宝具となったこの呪いの有効期間は発動後の夜明けまでであり、期間中は結界などのあらゆる魔術的、物理的防壁をすり抜けて襲いかかる。
もし発動した場合、有効時間を過ぎるまでサーヴァントが一時も気を抜かずに警戒し、襲い来る度撃退するしかない。
なお、自身の墓標となる本当のコインロッカー自体も持っているため渋谷外で発動させることも可能だが、その場合ランクは2つほど低下し成功率(サーヴァントの妨害が無いことが前提)も大幅に下がる。
【人物背景】
外見は8歳くらいの少女。
生まれた直後母親に渋谷のコインロッカーに捨てられた赤ん坊の怨念が成長した悪霊。
サッちゃんという名は警察が発見の際便宜上付けたもの。
呪いの塊といっても差し支えない存在であり、一切の倫理観や常識を持たず、コインロッカーを通して関わった者全てを呪い殺す。

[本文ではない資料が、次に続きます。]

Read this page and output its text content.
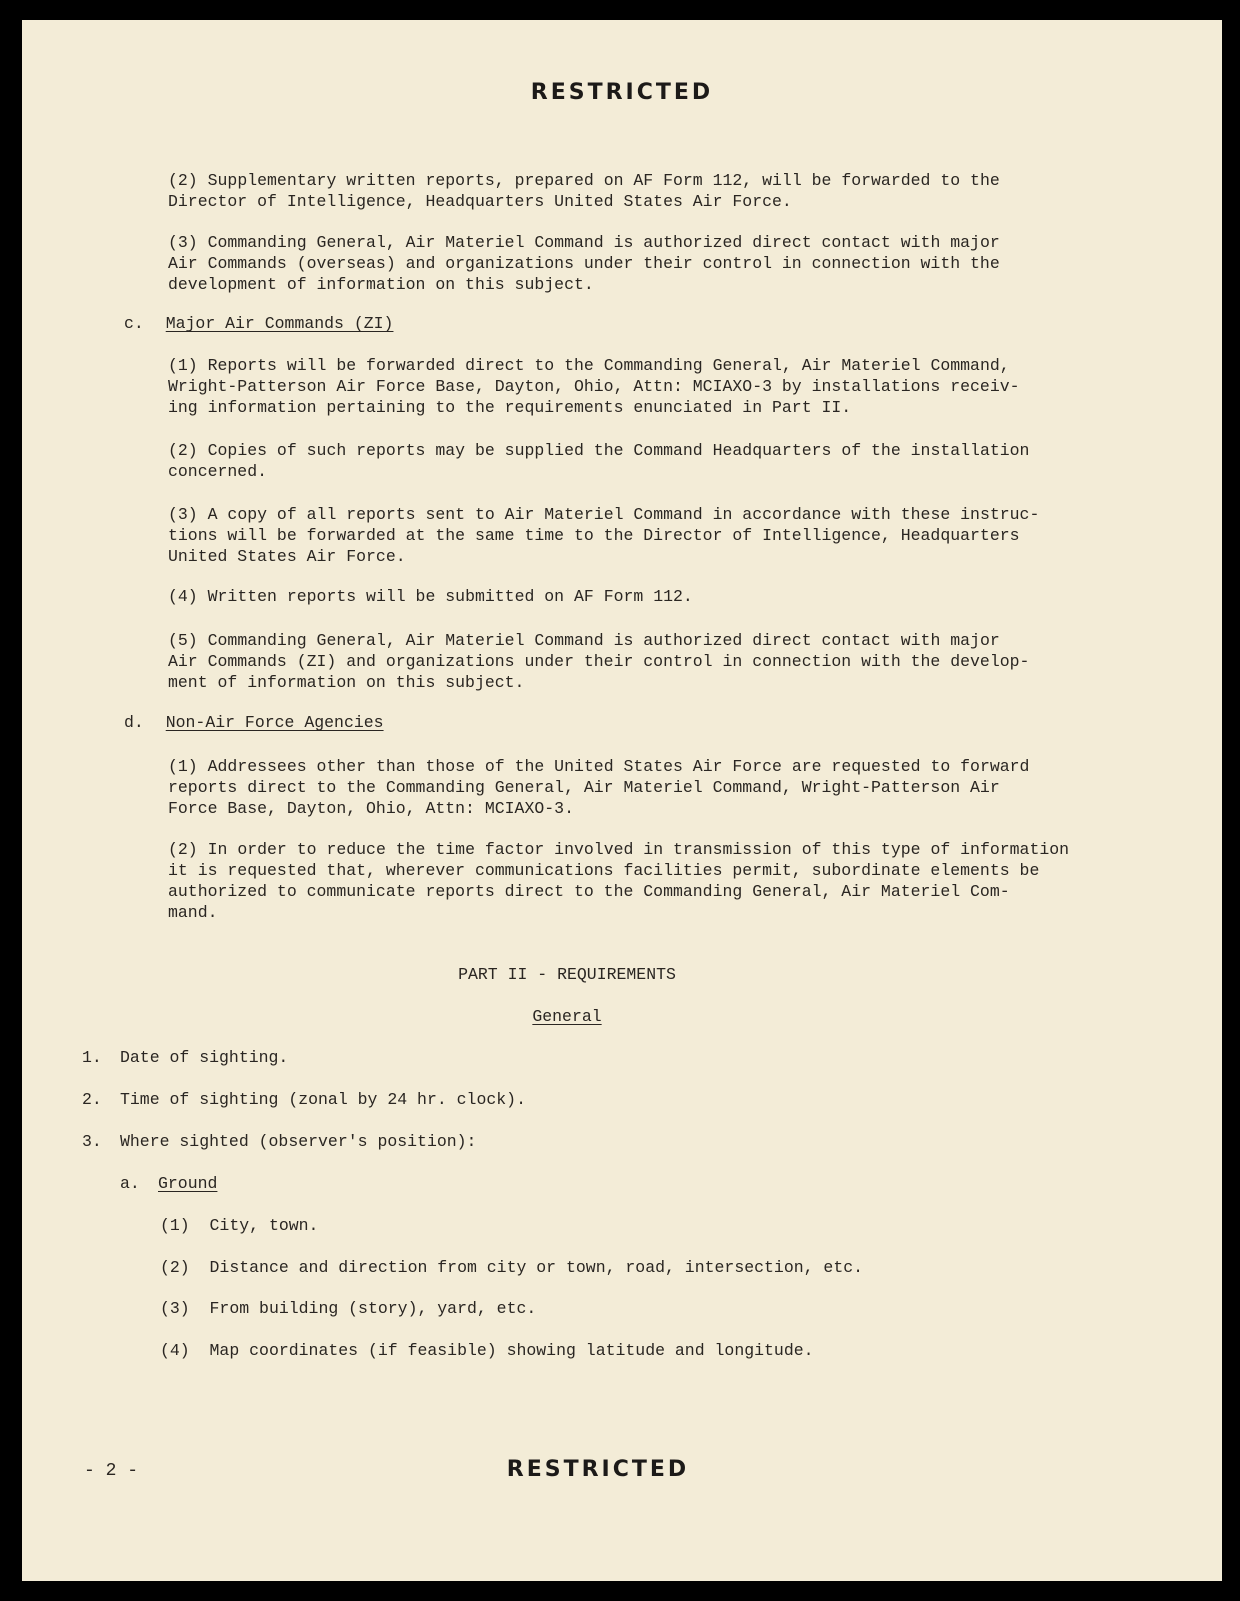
RESTRICTED
(2) Supplementary written reports, prepared on AF Form 112, will be forwarded to the
Director of Intelligence, Headquarters United States Air Force.
(3) Commanding General, Air Materiel Command is authorized direct contact with major
Air Commands (overseas) and organizations under their control in connection with the
development of information on this subject.
c. Major Air Commands (ZI)
(1) Reports will be forwarded direct to the Commanding General, Air Materiel Command,
Wright-Patterson Air Force Base, Dayton, Ohio, Attn: MCIAXO-3 by installations receiv-
ing information pertaining to the requirements enunciated in Part II.
(2) Copies of such reports may be supplied the Command Headquarters of the installation
concerned.
(3) A copy of all reports sent to Air Materiel Command in accordance with these instruc-
tions will be forwarded at the same time to the Director of Intelligence, Headquarters
United States Air Force.
(4) Written reports will be submitted on AF Form 112.
(5) Commanding General, Air Materiel Command is authorized direct contact with major
Air Commands (ZI) and organizations under their control in connection with the develop-
ment of information on this subject.
d. Non-Air Force Agencies
(1) Addressees other than those of the United States Air Force are requested to forward
reports direct to the Commanding General, Air Materiel Command, Wright-Patterson Air
Force Base, Dayton, Ohio, Attn: MCIAXO-3.
(2) In order to reduce the time factor involved in transmission of this type of information
it is requested that, wherever communications facilities permit, subordinate elements be
authorized to communicate reports direct to the Commanding General, Air Materiel Com-
mand.
PART II - REQUIREMENTS
General
1. Date of sighting.
2. Time of sighting (zonal by 24 hr. clock).
3. Where sighted (observer's position):
a. Ground
(1) City, town.
(2) Distance and direction from city or town, road, intersection, etc.
(3) From building (story), yard, etc.
(4) Map coordinates (if feasible) showing latitude and longitude.
- 2 -	RESTRICTED
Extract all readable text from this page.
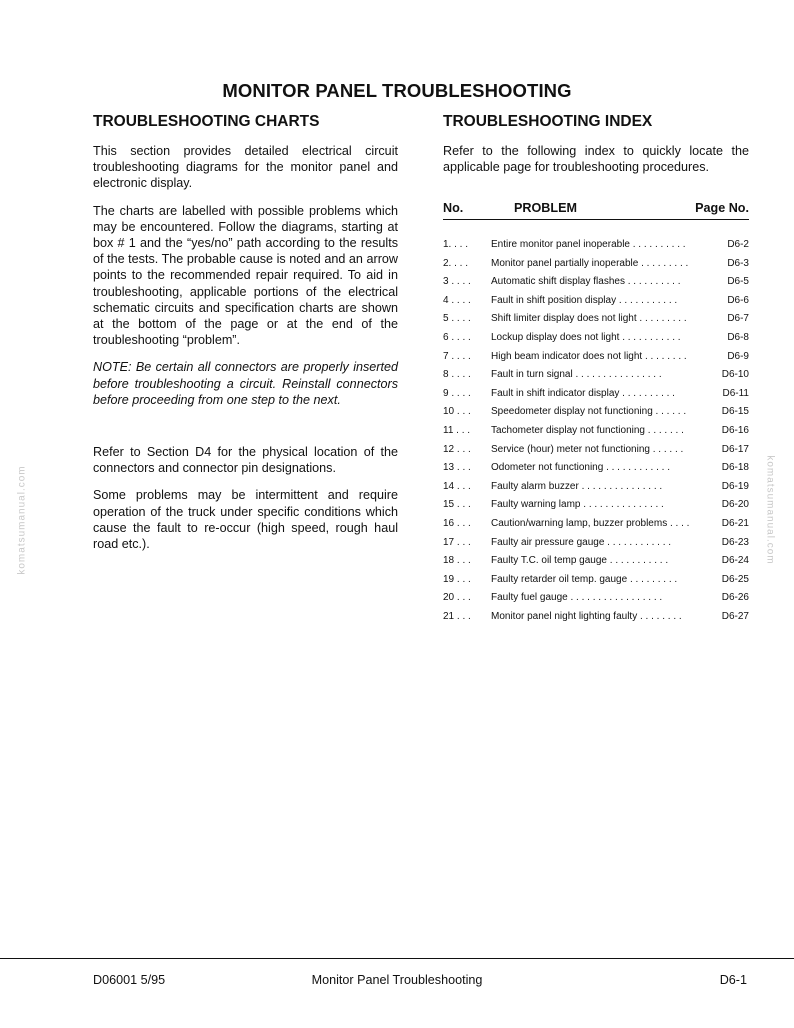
MONITOR PANEL TROUBLESHOOTING
TROUBLESHOOTING CHARTS

This section provides detailed electrical circuit troubleshooting diagrams for the monitor panel and electronic display.

The charts are labelled with possible problems which may be encountered. Follow the diagrams, starting at box # 1 and the “yes/no” path according to the results of the tests. The probable cause is noted and an arrow points to the recommended repair required. To aid in troubleshooting, applicable portions of the electrical schematic circuits and specification charts are shown at the bottom of the page or at the end of the troubleshooting “problem”.

NOTE: Be certain all connectors are properly inserted before troubleshooting a circuit. Reinstall connectors before proceeding from one step to the next.

Refer to Section D4 for the physical location of the connectors and connector pin designations.

Some problems may be intermittent and require operation of the truck under specific conditions which cause the fault to re-occur (high speed, rough haul road etc.).

TROUBLESHOOTING INDEX

Refer to the following index to quickly locate the applicable page for troubleshooting procedures.

No.	PROBLEM	Page No.
1. . . . Entire monitor panel inoperable . . . . . . . . . .	D6-2
2. . . . Monitor panel partially inoperable . . . . . . . . .	D6-3
3 . . . . Automatic shift display flashes . . . . . . . . . .	D6-5
4 . . . . Fault in shift position display . . . . . . . . . . .	D6-6
5 . . . . Shift limiter display does not light . . . . . . . . .	D6-7
6 . . . . Lockup display does not light . . . . . . . . . . .	D6-8
7 . . . . High beam indicator does not light . . . . . . . .	D6-9
8 . . . . Fault in turn signal . . . . . . . . . . . . . . . .	D6-10
9 . . . . Fault in shift indicator display . . . . . . . . . .	D6-11
10 . . . Speedometer display not functioning . . . . . .	D6-15
11 . . . Tachometer display not functioning . . . . . . .	D6-16
12 . . . Service (hour) meter not functioning . . . . . .	D6-17
13 . . . Odometer not functioning . . . . . . . . . . . .	D6-18
14 . . . Faulty alarm buzzer . . . . . . . . . . . . . . .	D6-19
15 . . . Faulty warning lamp . . . . . . . . . . . . . . .	D6-20
16 . . . Caution/warning lamp, buzzer problems . . . .	D6-21
17 . . . Faulty air pressure gauge . . . . . . . . . . . .	D6-23
18 . . . Faulty T.C. oil temp gauge . . . . . . . . . . .	D6-24
19 . . . Faulty retarder oil temp. gauge . . . . . . . . .	D6-25
20 . . . Faulty fuel gauge . . . . . . . . . . . . . . . . .	D6-26
21 . . . Monitor panel night lighting faulty . . . . . . . .	D6-27
komatsumanual.com	komatsumanual.com
D06001 5/95	Monitor Panel Troubleshooting	D6-1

普段は少女の外見で人目を誤魔化すこともできるが、本当の姿は全身の肌が腐乱している。
【サーヴァントとしての願い】
アハハハハハハハハハハハハハハ
アハハハハハハハハハハハハハハ
【マスター】浅倉威
【出典】仮面ライダー龍騎(小説版)
【性別】男性
【マスターとしての願い】
クソの臭いを消したい
【能力・技能】
特殊な能力は特に無し。
しかし残忍で凶暴な正確をしており、息をするように人を殺すことができる。
また、不意打ちとはいえ自身を捉えに来た警官隊をも一人で壊滅させられる。
【人物背景】
凶悪殺人犯。
生後間もなく母親にボットン便所に廃棄されるも糞尿を糧に生存し母親を殺害。
幼少期は養護施設やホームレス街を転々としながらも殺戮を続けながら生活していた。
大人となったある時警察に逮捕されるも、刑務所内で神崎士郎に契約を持ちかけられたことで仮面契約者(ライダー)王蛇へと変身し脱獄。
同じ仮面契約者の多くをその手で葬っていくが龍騎、ナイト、ファムの3人によって打ち倒され死亡する。
生まれた直後に便所に捨てられたことでその嗅覚には糞尿の匂いが絶えず染み付いており、その臭いを消すために人を殺すことで出る血の臭いで紛らわしている。
その精神は、担当した精神科医が逆に精神を病むほどの異常性を持っている。
【方針】
とにかく糞の臭いを消すために殺す。
このガキ(キャスター)はその臭いがしないから気に入っている。
聖杯戦争を理解しているかは不明。